SAN ANTONIO - Recently, we've shown you stories of attacks on at least eight women in San Antonio.
It's tough to report those kinds of stories, especially as a father.
I think about what I can do to help my kids -- especially my daughters -- stay safe. What kinds of advice should I give them? And how can other women better protect themselves so they won't be targets for an assault?
We hit the streets with our Crime Tracker expert for an eye-opening look at what to do -- and just as importantly -- what not to do.
"She's looking at her phone. She's not paying attention to what's going on around her at all." Gilbert de la Portilla was a police officer for more than 30 years. Now he's a consultant advising officers and others on how to think like a criminal would to fight crime.
We're in a San Antonio parking lot and he's pointing out what women are doing as they get in and out of their cars and walking to nearby stores.
He approaches a woman who is getting ready to put her toddler into her SUV. "I'll wait till you get out, I'm going to move my car."
He's close enough to her that if he were a bad guy, he'd have this pregnant mom and toddler trapped between her SUV and the car next to it.
"How old is he?" he asks. She politely answers "Almost two. Want to say hi?"
Then Gilbert illustrates all too well how easy it would be for a would-be attacker in a situation like this.
"Can I touch him?" he asks. And so he does.
A few minutes later, with our camera rolling, I talk with the woman, letting her know what we're doing and asking about what she did.
"He just walked up to you and said can I touch your baby and you...?
"Yeah, I don't know," she says. "It kind of caught me off guard.
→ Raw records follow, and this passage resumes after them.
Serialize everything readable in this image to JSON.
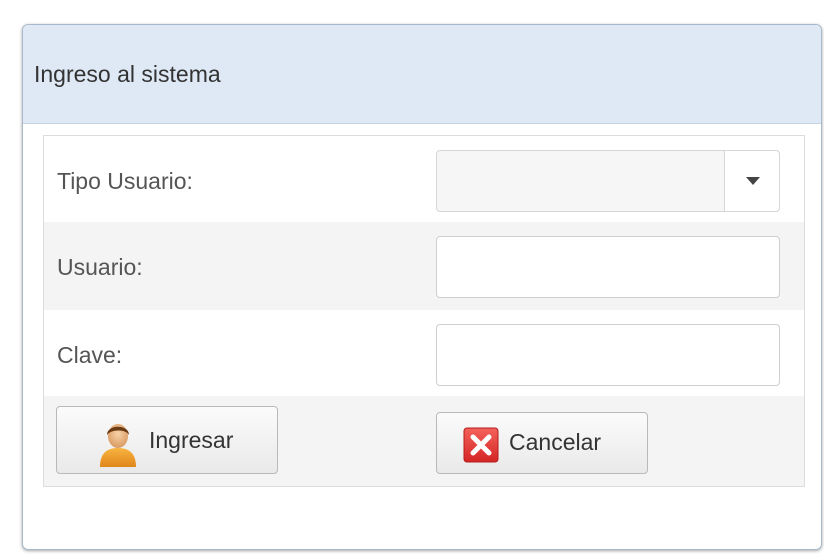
{
  "dialog": {
    "title": "Ingreso al sistema"
  },
  "form": {
    "tipo_usuario": {
      "label": "Tipo Usuario:",
      "selected": "",
      "icon": "chevron-down-icon"
    },
    "usuario": {
      "label": "Usuario:",
      "value": ""
    },
    "clave": {
      "label": "Clave:",
      "value": ""
    }
  },
  "buttons": {
    "ingresar": {
      "label": "Ingresar",
      "icon": "user-icon"
    },
    "cancelar": {
      "label": "Cancelar",
      "icon": "close-icon"
    }
  },
  "colors": {
    "titlebar_bg": "#dfe9f5",
    "row_alt_bg": "#f4f4f4",
    "cancel_icon_red": "#e8393a"
  }
}
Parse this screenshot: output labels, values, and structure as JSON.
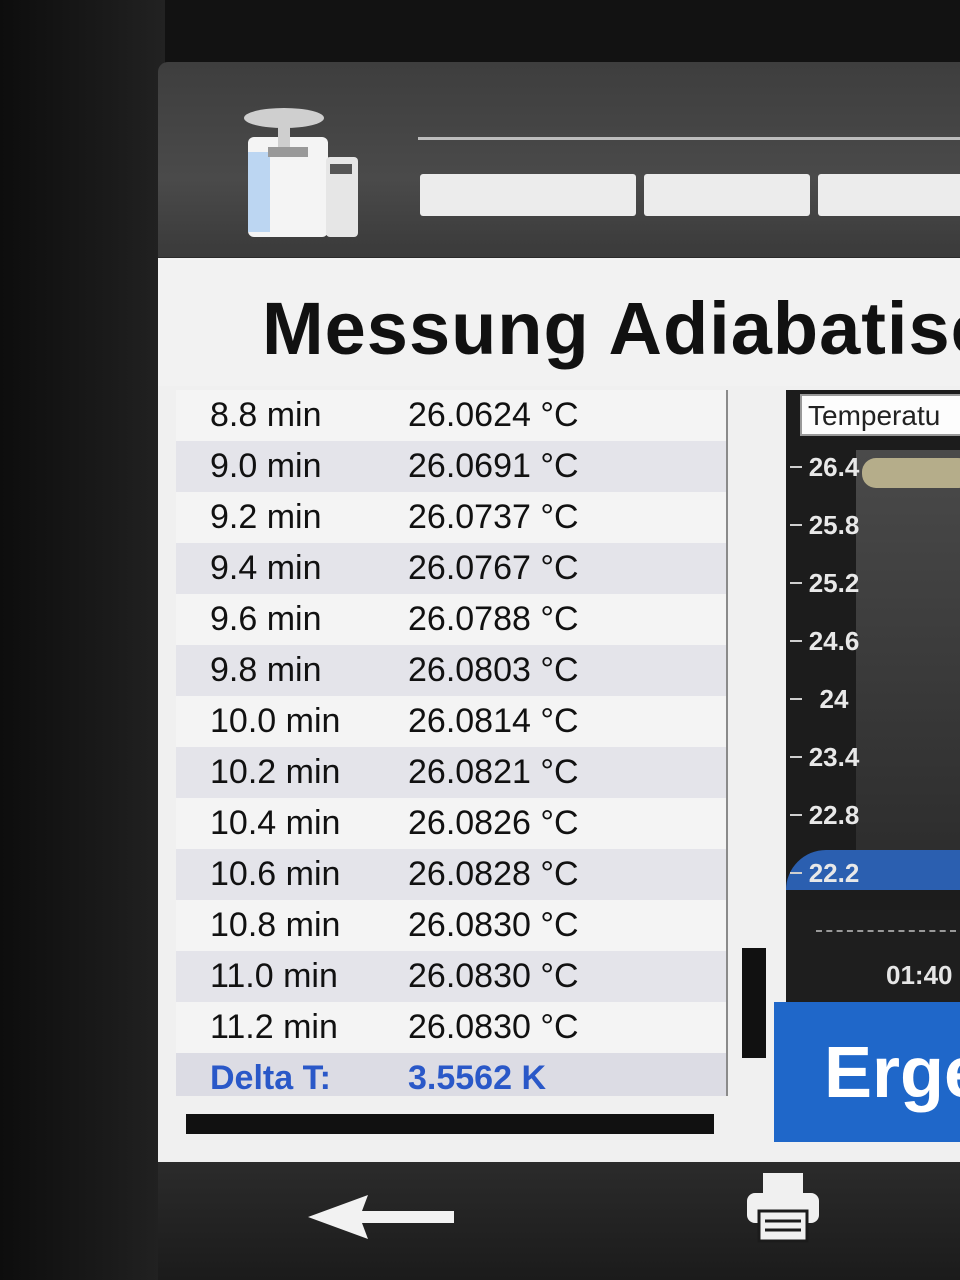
{
  "header": {
    "title": "Messung Adiabatisc"
  },
  "measurements": [
    {
      "time": "8.8 min",
      "temp": "26.0624 °C"
    },
    {
      "time": "9.0 min",
      "temp": "26.0691 °C"
    },
    {
      "time": "9.2 min",
      "temp": "26.0737 °C"
    },
    {
      "time": "9.4 min",
      "temp": "26.0767 °C"
    },
    {
      "time": "9.6 min",
      "temp": "26.0788 °C"
    },
    {
      "time": "9.8 min",
      "temp": "26.0803 °C"
    },
    {
      "time": "10.0 min",
      "temp": "26.0814 °C"
    },
    {
      "time": "10.2 min",
      "temp": "26.0821 °C"
    },
    {
      "time": "10.4 min",
      "temp": "26.0826 °C"
    },
    {
      "time": "10.6 min",
      "temp": "26.0828 °C"
    },
    {
      "time": "10.8 min",
      "temp": "26.0830 °C"
    },
    {
      "time": "11.0 min",
      "temp": "26.0830 °C"
    },
    {
      "time": "11.2 min",
      "temp": "26.0830 °C"
    }
  ],
  "delta": {
    "label": "Delta T:",
    "value": "3.5562 K"
  },
  "chart": {
    "title": "Temperatu",
    "y_ticks": [
      "26.4",
      "25.8",
      "25.2",
      "24.6",
      "24",
      "23.4",
      "22.8",
      "22.2"
    ],
    "time_label": "01:40"
  },
  "result_button": {
    "label": "Erge"
  },
  "icons": {
    "device": "calorimeter-device-icon",
    "back": "back-arrow-icon",
    "print": "printer-icon"
  },
  "colors": {
    "accent_blue": "#1f67c9",
    "delta_text": "#2a58c8"
  }
}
I thought... I guess it's hard to draw that line between being cautious and being nice."
Leslie tells me she was lulled into thinking she was safe because it was daytime and she was right in front of the store. But had he been a real criminal robbing her?
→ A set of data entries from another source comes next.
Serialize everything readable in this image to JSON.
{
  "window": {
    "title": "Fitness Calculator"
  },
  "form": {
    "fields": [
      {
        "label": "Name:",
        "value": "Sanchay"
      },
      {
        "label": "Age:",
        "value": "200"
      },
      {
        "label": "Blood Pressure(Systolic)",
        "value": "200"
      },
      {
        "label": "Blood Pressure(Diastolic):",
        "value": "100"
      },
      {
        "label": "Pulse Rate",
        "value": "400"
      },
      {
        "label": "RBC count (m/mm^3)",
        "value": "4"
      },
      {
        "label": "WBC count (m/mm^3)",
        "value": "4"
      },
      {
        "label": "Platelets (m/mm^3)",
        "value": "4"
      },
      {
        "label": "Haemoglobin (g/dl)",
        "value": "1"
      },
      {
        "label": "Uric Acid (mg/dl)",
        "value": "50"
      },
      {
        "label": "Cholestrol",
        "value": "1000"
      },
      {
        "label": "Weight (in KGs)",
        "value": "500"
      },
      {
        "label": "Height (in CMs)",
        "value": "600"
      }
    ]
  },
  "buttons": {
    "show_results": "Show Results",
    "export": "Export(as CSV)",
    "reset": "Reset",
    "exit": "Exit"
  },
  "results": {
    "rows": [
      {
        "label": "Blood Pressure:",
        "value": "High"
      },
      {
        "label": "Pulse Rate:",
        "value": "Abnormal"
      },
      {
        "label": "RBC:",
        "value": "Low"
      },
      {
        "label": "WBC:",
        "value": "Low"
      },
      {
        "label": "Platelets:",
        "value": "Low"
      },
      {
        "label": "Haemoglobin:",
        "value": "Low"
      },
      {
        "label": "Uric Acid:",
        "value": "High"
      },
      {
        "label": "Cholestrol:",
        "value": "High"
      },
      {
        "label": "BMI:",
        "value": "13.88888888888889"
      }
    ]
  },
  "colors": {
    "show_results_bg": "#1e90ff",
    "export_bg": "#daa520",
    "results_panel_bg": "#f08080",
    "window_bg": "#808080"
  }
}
"The best thing for her to do was give me the purse or if I wanted her car keys, give me the car keys," de la Portilla says.
"She already had her son. She could have walked away. She would have been okay."
We see another mom glancing around before and after she puts the baby in her car. De la Portilla says that gives her the advantage because no one really knows what a criminal looks like. And if you're not aware that anyone is around you, you are especially vulnerable.
Then we spot a woman who's leaning into her backseat dealing with a baby she had just put in a car seat, never looking around to protect herself.
We timed her. It was nearly a minute. Plenty of time for an attacker to come up behind her.
Time is also the issue when you're talking on your cell phone. Or plugged into your music and listening through your earbuds.
You're giving someone time to watch you and time to attack.
Then there's the matter of body language, a key to safety.
We see Madeline walking back to her dorm room. She's looking down, arms clutched close, but not paying attention at all to what's around her.
Gilbert says just looking confident, walking with a purpose, and looking around now and then would lessen her risks.
And later, we learned another lesson when Gilbert asked her about what could have happened,
"If I asked you for your backpack, would you give it to me right away?"
"Because it's mine," she says.
"So you'd rather fight the individual to keep your property?"
Gilbert gives us his best advice. The answer to that question is "No."
Give it up, your keys, your wallet, whatever stuff it is they want, as hard as that is to imagine.
"Why take the chance of getting hurt, you understand?" Madeline gets the point.
We also see what some women did right. One is holding her purse tight, keeping her phone at the ready.
Another woman gets into her car fairly quickly.
"She just went right in," he says. "She wasn't wasting anytime. What they should do is as soon as they get in their vehicle, lock their doors, put on their seat belts and let's go."
So look around. Lock your door. Put on your seatbelt.
It's all simple. It all seems obvious. But Gilbert's big message is to just remind yourself it is important.
That simple stuff is what can save you from being attacked.